I think that the writing style described by Milen above may only hold for American games mags. In the UK, games mags tend to fall into two camps : those written for kids (a la Computer and Video Games), and those written for adults (or at least, twentysomething kids), such as PC Zone. The kids mags tend to read like Viz, with good games getting glowing reviews and 96+% scores*. There are generally lots of in-jokes that only sad people of similar age to the writers will pick up on (such as Mind The Oranges Marlon). The "adult" mags adopt a stricter reviewing policy, and can only describe any game in terms of others in the same genre that have gone before it, leaving newcomers to that genre totally mystified. The toilet humour is ramped up to the max in either case though.

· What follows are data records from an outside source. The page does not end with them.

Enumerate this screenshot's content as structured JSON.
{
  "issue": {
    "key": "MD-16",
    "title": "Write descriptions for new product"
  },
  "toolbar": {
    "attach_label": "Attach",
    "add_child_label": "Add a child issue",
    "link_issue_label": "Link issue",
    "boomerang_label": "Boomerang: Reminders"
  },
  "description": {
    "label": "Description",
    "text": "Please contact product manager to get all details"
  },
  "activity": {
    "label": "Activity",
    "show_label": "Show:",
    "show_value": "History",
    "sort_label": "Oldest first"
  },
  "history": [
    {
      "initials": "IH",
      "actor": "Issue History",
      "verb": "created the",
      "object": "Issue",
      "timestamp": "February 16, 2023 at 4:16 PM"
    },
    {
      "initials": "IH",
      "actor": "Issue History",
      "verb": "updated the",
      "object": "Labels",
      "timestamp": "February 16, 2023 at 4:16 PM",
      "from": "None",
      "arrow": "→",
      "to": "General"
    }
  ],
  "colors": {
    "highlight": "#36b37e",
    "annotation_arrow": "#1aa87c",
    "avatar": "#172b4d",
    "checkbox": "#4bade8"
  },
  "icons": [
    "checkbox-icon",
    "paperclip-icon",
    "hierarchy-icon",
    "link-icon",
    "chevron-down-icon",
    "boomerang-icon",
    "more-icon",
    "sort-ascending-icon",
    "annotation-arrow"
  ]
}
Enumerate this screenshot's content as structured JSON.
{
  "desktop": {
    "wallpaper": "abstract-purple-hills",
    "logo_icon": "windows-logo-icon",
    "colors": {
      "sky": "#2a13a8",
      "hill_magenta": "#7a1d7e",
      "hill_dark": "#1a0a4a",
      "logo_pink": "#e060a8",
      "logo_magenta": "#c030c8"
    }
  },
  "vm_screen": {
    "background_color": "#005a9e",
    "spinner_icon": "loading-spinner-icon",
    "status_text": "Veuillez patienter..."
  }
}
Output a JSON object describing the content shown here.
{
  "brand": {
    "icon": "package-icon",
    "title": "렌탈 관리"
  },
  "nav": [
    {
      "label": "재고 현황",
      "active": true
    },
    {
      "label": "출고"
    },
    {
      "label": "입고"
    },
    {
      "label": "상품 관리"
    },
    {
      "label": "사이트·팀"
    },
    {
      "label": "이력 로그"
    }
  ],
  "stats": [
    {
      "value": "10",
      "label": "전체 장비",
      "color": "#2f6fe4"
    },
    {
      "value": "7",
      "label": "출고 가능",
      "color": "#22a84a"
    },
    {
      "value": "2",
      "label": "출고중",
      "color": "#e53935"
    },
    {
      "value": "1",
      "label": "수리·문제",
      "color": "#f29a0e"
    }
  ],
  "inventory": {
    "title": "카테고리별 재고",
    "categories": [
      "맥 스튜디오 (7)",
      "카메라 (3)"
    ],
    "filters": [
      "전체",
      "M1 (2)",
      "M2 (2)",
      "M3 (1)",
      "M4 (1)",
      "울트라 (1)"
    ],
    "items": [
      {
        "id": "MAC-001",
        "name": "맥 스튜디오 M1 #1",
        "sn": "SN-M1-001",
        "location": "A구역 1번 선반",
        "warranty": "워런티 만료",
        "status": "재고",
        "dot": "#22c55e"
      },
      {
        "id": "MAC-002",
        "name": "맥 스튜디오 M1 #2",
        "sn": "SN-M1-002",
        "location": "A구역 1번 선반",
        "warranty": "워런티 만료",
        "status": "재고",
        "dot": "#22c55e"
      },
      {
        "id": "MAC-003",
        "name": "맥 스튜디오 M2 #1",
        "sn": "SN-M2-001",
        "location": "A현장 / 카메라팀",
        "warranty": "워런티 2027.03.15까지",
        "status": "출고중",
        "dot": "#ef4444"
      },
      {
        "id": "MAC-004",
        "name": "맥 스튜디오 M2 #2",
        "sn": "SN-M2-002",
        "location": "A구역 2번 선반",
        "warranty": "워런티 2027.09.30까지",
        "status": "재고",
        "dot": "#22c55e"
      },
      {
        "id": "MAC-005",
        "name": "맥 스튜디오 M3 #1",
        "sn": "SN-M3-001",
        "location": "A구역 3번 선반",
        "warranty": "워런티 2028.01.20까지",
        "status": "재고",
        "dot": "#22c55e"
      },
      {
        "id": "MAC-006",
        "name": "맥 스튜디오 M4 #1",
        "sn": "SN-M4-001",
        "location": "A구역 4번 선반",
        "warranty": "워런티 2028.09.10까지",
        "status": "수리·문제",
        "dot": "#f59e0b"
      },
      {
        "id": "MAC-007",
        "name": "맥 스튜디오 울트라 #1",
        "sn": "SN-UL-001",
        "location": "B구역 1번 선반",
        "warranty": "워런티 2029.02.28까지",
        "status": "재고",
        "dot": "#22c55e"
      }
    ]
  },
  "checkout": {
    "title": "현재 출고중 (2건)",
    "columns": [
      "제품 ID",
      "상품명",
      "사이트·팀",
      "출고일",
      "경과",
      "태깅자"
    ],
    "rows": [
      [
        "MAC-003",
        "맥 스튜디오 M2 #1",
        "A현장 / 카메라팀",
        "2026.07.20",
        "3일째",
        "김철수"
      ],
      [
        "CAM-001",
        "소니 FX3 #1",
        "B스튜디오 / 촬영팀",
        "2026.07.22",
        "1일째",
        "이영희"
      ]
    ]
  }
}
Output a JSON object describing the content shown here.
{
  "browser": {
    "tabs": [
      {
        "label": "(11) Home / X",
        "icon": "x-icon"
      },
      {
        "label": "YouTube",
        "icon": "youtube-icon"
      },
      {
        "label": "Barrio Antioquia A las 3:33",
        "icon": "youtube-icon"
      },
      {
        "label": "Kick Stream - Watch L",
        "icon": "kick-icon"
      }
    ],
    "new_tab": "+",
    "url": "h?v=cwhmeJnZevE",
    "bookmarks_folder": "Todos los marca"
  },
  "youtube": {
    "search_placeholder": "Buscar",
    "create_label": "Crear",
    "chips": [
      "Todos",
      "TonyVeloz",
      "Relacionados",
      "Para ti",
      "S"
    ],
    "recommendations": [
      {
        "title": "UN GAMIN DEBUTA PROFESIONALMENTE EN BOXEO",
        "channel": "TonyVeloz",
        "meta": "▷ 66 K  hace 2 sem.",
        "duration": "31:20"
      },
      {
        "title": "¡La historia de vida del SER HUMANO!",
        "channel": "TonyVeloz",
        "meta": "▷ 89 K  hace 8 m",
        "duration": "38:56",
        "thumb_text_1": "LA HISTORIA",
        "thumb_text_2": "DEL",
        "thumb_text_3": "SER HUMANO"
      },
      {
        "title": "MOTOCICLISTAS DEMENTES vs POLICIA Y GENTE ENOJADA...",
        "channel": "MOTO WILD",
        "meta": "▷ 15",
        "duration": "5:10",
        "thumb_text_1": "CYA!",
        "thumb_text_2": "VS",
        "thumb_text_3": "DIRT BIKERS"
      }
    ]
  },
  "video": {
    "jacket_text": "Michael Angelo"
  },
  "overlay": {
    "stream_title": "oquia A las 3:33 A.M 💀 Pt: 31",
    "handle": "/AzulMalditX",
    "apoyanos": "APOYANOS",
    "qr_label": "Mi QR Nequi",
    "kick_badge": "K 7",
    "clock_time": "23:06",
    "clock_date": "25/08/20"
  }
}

I think the difference in writing style stems from the fact that the US never had a mag like Your Sinclair to subvert the tried-and-tested formula. Instead most US mags seem to be modeled after Nintendo Power and EGM, which could probably only stoop any lower if they'd removed any trace of editorial altogether. There's also the element of self-effacing humour. UK games mags tend to be quite jokey. Attempts to sound "cool" would not endear a reviewer to the readers and would look very out of place.

In any case, the games journalist knows that the only part of the review that's going to be read is the score, regardless of writing style.

* Although at least in CVG they quietly make an apology a few months later if they go a bit too far.